-
Notifications
You must be signed in to change notification settings - Fork 68
Ceph Caching
The instructions currently work only for the branch https://github.com/IBM/dataset-lifecycle-framework/tree/fixed-caching
First we need to have a working cluster.
minikube start --memory='10G' --cpus=8 --disk-size='15g' --driver=docker
We need to have ceph installed. Inside plugins/ceph-cache-plugin/deploy/rook
directory execute:
kubectl create -f common.yaml
Inspect the file keys-installation.sh
and make sure you replace YOUR_REGISTRY,YOUR_EMAIL,YOUR_PASSWORD with the correct values for your docker registry and execute:
./keys-installation.sh
Inspect the file operator.yaml and replace the value YOUR_REGISTRY
and execute:
kubectl create -f operator.yaml
Inspect the file cluster.yaml and replace the value YOUR_REGISTRY
and execute:
kubectl create -f cluster.yaml
If everything worked correctly the pods in the rook-ceph namespace should be like this:
rook-ceph-mgr-a-5f8f5c978-xgcpw 1/1 Running 0 79s
rook-ceph-mon-a-6879b87656-bxbrw 1/1 Running 0 89s
rook-ceph-operator-86f9b59b8-2fvkb 1/1 Running 0 5m29s
rook-ceph-osd-0-9dcb46c48-hrzvz 1/1 Running 0 43s
NOTE If you want to delete/create a new cluster, besides invoking kubectl delete -f cluster.yaml
You need also to delete the paths in defined in dataDirHostPath
and directories.path
Now we can proceed with installing DLF.
Go into the root of this directory and execute:
make deployment
The pods in the default namespace would look like this:
csi-attacher-nfsplugin-0 2/2 Running 0 7s
csi-attacher-s3-0 1/1 Running 0 8s
csi-nodeplugin-nfsplugin-nqgtl 2/2 Running 0 7s
csi-provisioner-s3-0 2/2 Running 0 8s
csi-s3-k9b5j 2/2 Running 0 8s
dataset-operator-7b8f65f7d4-hg8n5 1/1 Running 0 6s
Create an s3 dataset by replacing the values and invoking kubectl create -f my-dataset.yaml
apiVersion: com.ie.ibm.hpsys/v1alpha1
kind: Dataset
metadata:
name: example-dataset
spec:
local:
type: "COS"
accessKeyID: "{AWS_ACCESS_KEY_ID}"
secretAccessKey: "{AWS_SECRET_ACCESS_KEY}"

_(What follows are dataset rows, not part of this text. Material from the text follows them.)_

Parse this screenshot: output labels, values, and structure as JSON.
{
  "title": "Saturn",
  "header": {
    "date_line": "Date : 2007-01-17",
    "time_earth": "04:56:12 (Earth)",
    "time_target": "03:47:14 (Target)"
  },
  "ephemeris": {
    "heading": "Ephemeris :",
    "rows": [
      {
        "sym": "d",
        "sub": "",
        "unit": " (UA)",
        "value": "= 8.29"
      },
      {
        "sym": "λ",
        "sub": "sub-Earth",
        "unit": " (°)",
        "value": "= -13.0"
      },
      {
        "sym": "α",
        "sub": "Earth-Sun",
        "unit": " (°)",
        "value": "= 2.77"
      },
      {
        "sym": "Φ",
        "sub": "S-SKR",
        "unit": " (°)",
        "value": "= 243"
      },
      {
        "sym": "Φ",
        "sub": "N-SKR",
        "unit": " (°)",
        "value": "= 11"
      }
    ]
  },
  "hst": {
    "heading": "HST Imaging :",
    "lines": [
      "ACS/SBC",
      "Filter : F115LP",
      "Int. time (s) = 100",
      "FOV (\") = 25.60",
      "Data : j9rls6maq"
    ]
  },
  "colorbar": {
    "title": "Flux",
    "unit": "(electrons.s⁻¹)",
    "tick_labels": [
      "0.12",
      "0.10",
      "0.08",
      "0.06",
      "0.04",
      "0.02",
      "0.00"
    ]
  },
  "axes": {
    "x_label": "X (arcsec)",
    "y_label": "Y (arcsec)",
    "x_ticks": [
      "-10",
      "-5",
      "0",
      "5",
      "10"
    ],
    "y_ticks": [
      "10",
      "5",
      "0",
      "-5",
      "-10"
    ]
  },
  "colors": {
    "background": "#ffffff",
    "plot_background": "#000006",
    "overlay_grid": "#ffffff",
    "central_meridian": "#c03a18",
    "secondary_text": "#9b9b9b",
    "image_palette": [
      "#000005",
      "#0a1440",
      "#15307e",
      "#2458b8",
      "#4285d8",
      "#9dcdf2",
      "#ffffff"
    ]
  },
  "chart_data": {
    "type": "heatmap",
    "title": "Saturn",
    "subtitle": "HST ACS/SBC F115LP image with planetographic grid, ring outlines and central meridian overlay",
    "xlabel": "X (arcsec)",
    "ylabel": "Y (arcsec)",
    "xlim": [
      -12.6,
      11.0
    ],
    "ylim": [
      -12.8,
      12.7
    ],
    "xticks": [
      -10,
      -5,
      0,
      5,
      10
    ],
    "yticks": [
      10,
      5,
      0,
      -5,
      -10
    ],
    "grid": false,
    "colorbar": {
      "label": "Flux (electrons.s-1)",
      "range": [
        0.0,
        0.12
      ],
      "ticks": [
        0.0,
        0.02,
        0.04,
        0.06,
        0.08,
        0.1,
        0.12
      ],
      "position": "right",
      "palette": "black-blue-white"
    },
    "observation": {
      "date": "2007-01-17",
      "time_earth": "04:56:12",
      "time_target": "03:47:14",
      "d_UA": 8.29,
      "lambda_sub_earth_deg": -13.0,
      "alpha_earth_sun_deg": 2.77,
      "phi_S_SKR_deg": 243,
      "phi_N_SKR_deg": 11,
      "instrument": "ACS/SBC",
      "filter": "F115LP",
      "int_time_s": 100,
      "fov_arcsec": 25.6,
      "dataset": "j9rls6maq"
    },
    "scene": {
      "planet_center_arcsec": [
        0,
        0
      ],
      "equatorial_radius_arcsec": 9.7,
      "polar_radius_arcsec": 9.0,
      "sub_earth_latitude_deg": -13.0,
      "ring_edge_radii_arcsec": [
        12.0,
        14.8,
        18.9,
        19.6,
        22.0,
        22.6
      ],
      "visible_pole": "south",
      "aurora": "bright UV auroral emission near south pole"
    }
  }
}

endpoint: "{S3_SERVICE_URL}"
bucket: "{BUCKET_NAME}"
region: "" #it can be empty
Now if you check about datasetsinternal and PVC you would be able to see the example-dataset
kubectl get datasetsinternal
kubectl get pvc
Delete the dataset we created before by executing kubectl delete dataset/example-dataset
If you execute kubectl describe datasetinternal/example-dataset
you would see the credentials and the endpoints you originally specified.
Let's try to add the caching plugin.
Change into the directory and invoke:
make deployment
Let's create the same dataset now that the plugin is deployed:
kubectl create -f my-dataset.yaml
You should see a new rgw pod starting up on rook-ceph namespace:
rook-ceph-rgw-test-a-77f78b7b69-z5kp9 1/1 Running 0 4m43s
After a couple of minutes if you list datasetsinternal you will see the example-dataset created.
If you describe it using kubectl describe datasetinternal/example-dataset
you will notice that the credentials are different and they point to the rados gateway instance, therefore the PVC would reflect the cached version of the dataset.